O perito oficial é nomeado pelo juiz e atua com imparcialidade (art. 159, caput, do CPP). O assistente técnico é indicado por uma das partes: o direito de indicá-lo e de formular quesitos está no §3º, e a atuação se dá após a conclusão do laudo oficial, conforme o §4º. Na forense blockchain, o assistente frequentemente dispõe de ferramentas de rastreamento que o perito oficial pode não ter.

O parecer do assistente técnico tem o mesmo peso que o laudo do perito oficial?

Nos termos do art. 182 do CPP, o juiz não está adstrito ao laudo pericial — pode aceitá-lo ou rejeitá-lo, no todo ou em parte. Um parecer metodologicamente rigoroso pode ter peso decisivo na convicção do julgador, sempre sujeito à livre valoração da prova.

Posso contratar assistente técnico antes de existir um processo judicial?

Sim. O advogado pode contratar a análise forense antes da judicialização e apresentar o parecer como prova documental (art. 472 do CPC) ou para instruir pedidos de tutela de urgência. É estratégia útil quando a velocidade de movimentação dos ativos é determinante.

Quanto tempo leva a produção de um parecer forense em blockchain?

O prazo varia com a complexidade. Rastreamentos em blockchain única, com poucas transações intermediárias, podem ser concluídos em dias. Casos com múltiplas blockchains, mixers ou centenas de transações podem levar semanas. O prazo processual para apresentação do parecer é fixado pelo juiz.

O assistente técnico pode atuar tanto no processo penal quanto no cível?

Sim. A figura está prevista no CPP (art. 159, §§3º e 4º) e no CPC (arts. 465 a 477). Na prática de forense blockchain, é comum a atuação simultânea nas duas esferas em casos de fraude com criptoativos.

Referências

  1. FEDERAL BUREAU OF INVESTIGATION. Internet Crime Complaint Center (IC3) — 2025 Internet Crime Report. Washington, D.C., 2026.
  2. BRASIL. Superior Tribunal de Justiça. AgRg no Habeas Corpus nº 828.054/RN. Relator: Ministro Joel Ilan Paciornik. Quinta Turma. Julgado em 23 abr. 2024 (Informativo 811).
  3. BRASIL. Superior Tribunal de Justiça. Habeas Corpus nº 653.515/RJ. Relatora originária: Ministra Laurita Vaz. Relator para acórdão: Ministro Rogerio Schietti Cruz. Sexta Turma.

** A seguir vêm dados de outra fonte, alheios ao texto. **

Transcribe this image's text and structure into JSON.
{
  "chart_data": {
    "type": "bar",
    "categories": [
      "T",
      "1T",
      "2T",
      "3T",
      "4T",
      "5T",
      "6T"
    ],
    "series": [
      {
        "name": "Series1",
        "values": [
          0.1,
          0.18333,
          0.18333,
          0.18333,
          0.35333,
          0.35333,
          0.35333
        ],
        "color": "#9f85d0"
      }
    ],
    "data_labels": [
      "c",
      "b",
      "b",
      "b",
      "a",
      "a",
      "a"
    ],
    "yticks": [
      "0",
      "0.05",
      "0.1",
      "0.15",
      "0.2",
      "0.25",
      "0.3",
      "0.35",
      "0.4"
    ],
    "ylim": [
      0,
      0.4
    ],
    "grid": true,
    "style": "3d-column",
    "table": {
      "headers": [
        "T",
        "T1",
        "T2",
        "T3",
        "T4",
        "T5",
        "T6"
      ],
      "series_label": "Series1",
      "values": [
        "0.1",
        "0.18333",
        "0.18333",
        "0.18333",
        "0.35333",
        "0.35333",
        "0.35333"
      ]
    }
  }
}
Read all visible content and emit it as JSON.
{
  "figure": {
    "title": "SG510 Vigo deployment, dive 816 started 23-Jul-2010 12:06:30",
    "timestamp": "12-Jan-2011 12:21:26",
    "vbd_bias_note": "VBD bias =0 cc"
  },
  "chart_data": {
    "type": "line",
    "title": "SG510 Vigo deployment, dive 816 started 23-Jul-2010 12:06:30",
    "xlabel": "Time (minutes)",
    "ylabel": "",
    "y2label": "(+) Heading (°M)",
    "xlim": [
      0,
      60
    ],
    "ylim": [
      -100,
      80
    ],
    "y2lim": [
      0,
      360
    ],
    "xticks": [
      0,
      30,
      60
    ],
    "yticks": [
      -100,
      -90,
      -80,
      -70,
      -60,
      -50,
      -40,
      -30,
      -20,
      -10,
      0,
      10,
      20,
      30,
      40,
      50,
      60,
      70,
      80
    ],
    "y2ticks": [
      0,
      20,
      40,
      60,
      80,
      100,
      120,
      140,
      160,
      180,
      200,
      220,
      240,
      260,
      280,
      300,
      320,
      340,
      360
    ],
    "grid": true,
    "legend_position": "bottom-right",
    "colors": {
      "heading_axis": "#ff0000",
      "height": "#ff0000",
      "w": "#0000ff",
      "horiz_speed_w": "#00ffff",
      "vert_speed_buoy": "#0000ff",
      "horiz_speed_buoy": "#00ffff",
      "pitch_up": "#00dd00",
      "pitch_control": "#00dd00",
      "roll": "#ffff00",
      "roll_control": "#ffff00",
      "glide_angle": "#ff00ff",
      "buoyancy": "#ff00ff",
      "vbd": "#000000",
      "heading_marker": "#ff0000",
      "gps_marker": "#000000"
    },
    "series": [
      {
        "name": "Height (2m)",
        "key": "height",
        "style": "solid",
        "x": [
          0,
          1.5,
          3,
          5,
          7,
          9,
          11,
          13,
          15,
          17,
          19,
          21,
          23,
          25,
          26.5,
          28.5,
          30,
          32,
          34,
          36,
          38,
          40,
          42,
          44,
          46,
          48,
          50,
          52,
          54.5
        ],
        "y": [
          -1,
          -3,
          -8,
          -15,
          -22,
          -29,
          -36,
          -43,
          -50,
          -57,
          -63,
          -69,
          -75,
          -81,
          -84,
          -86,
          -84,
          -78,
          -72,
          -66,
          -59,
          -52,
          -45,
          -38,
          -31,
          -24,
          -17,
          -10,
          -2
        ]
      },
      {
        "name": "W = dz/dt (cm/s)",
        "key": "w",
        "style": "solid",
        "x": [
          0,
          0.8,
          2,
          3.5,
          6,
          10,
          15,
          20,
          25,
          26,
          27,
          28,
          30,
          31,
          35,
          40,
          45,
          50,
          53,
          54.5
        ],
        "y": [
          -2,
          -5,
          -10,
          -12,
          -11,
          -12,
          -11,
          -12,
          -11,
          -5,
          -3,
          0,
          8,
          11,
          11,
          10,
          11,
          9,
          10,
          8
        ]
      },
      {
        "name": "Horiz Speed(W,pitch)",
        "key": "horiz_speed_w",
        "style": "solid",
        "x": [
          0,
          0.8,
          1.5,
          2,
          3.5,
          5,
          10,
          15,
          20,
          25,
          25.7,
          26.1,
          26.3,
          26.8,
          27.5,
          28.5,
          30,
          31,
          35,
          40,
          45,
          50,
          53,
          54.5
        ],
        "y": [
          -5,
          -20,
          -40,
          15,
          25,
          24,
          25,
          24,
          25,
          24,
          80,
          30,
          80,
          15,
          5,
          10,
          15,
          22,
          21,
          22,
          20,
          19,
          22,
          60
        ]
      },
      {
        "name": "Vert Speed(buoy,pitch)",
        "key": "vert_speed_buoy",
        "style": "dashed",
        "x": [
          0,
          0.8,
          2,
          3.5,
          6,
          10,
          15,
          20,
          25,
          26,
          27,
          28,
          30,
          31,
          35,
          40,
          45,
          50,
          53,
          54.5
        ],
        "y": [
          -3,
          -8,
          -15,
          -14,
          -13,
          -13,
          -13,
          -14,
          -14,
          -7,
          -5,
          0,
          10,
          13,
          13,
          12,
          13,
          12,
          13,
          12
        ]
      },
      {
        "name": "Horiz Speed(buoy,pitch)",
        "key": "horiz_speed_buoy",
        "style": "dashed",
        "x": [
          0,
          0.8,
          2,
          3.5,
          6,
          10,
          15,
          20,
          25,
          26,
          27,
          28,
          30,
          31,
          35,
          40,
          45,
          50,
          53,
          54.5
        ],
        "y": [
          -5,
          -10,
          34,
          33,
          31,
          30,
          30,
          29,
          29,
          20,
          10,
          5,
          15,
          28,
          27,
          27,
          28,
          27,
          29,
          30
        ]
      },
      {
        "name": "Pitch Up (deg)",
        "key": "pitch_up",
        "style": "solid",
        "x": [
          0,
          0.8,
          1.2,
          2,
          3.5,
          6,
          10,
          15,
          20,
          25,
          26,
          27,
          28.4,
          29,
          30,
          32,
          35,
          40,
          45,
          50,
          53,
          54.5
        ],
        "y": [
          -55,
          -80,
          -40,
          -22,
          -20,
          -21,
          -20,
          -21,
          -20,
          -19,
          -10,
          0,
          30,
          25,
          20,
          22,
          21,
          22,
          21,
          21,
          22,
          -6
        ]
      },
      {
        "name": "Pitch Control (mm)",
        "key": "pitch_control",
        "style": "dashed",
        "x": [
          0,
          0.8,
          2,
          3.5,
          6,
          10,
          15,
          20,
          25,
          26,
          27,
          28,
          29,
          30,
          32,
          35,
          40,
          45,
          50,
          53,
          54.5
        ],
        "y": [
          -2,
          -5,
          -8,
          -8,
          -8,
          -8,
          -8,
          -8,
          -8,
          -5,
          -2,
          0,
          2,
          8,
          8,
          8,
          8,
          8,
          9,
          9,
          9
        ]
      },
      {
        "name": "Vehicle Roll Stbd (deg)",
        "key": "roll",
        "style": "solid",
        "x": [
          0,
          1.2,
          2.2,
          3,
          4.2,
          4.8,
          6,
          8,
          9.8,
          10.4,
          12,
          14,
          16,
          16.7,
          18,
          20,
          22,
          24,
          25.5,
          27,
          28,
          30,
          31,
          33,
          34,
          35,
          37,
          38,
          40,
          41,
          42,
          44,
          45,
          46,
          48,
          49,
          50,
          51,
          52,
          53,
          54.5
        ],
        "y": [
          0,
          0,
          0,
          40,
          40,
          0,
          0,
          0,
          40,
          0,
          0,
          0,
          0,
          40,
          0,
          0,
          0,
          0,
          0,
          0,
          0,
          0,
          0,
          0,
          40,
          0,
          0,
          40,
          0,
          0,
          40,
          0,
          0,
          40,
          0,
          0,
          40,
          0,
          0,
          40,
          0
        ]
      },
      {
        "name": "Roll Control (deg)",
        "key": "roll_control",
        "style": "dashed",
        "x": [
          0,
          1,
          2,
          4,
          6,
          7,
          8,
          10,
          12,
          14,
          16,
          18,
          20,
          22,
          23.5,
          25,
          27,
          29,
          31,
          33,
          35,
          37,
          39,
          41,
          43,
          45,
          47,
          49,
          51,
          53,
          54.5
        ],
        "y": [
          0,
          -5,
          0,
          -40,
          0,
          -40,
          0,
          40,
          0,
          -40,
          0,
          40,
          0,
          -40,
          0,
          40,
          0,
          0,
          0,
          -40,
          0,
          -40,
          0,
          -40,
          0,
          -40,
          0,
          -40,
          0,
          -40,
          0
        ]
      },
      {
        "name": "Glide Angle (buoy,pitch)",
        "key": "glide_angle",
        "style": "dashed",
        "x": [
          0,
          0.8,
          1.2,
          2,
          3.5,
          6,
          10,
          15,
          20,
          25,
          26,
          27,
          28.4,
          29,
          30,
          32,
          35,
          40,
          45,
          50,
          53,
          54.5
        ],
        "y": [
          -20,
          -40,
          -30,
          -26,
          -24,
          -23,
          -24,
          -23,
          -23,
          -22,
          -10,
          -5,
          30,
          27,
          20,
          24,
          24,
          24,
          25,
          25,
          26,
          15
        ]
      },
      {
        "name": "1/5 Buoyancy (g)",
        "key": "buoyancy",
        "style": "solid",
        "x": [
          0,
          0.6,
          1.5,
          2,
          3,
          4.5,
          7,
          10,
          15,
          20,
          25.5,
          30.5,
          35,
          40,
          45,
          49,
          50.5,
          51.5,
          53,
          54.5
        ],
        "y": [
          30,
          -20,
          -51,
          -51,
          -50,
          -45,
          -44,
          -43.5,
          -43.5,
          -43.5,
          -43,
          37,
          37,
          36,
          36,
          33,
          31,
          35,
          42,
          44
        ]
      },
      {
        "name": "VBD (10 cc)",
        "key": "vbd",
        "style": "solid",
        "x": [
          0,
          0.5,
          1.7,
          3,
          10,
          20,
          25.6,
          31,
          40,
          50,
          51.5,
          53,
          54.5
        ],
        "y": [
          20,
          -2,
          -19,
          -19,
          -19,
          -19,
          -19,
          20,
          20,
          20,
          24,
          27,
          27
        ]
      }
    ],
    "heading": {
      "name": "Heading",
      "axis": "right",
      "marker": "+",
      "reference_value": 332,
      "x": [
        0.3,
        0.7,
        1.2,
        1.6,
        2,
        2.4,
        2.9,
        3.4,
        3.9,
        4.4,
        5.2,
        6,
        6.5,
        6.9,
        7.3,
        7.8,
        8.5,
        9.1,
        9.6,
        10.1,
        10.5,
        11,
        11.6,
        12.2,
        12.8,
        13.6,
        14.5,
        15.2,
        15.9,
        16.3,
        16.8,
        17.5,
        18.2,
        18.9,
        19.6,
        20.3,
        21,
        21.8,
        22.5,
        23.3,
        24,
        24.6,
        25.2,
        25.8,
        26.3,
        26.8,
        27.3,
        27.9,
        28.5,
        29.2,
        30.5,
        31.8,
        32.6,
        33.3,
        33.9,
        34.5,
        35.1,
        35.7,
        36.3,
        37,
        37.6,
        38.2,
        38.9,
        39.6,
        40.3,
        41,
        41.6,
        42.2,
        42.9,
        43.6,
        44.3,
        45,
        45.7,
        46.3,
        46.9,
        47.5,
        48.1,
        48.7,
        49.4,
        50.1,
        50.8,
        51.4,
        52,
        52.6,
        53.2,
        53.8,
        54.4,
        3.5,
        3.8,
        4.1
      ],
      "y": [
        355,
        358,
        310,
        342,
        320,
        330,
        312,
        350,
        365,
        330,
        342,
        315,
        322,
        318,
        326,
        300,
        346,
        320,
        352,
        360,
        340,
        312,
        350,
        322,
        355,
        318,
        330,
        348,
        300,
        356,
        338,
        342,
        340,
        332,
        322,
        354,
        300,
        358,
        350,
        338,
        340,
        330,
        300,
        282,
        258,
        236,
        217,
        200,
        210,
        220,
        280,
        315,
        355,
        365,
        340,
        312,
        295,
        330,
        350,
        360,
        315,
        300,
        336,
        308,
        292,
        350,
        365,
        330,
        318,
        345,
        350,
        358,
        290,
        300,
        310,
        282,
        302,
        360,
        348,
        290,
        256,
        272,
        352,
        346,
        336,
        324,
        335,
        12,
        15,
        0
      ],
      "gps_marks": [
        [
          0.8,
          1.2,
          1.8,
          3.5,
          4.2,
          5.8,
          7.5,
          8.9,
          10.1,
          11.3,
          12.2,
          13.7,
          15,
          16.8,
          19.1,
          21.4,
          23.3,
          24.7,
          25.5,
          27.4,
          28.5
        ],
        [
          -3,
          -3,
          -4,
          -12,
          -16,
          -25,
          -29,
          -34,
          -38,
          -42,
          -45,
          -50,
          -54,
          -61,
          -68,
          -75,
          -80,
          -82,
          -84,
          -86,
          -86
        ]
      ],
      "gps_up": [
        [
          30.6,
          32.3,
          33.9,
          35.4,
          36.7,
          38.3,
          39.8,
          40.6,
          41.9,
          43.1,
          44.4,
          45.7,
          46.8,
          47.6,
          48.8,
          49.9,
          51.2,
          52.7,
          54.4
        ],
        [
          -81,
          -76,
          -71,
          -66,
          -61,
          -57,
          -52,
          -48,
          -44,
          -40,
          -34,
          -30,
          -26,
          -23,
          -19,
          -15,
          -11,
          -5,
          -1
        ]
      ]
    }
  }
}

Julgado em 23 nov. 2021.
  4. BRASIL. Ministério Público Militar; Conselho Superior da Justiça do Trabalho. GRINPA — Guia de Rastreamento e Investigação Patrimonial. Ação 8 da ENCCLA, 2025; difusão pelo Ministério da Justiça e Segurança Pública em abr. 2026.
  5. VALOR ECONÔMICO. Reportagem sobre rastreamento de R$ 12 milhões em criptoativos em 23 dias. 2025.
  6. MORAES, Felipe Américo. Bitcoin e Lavagem de Dinheiro: quando uma transação configura crime. Belo Horizonte: Tirant lo Blanch, 2022.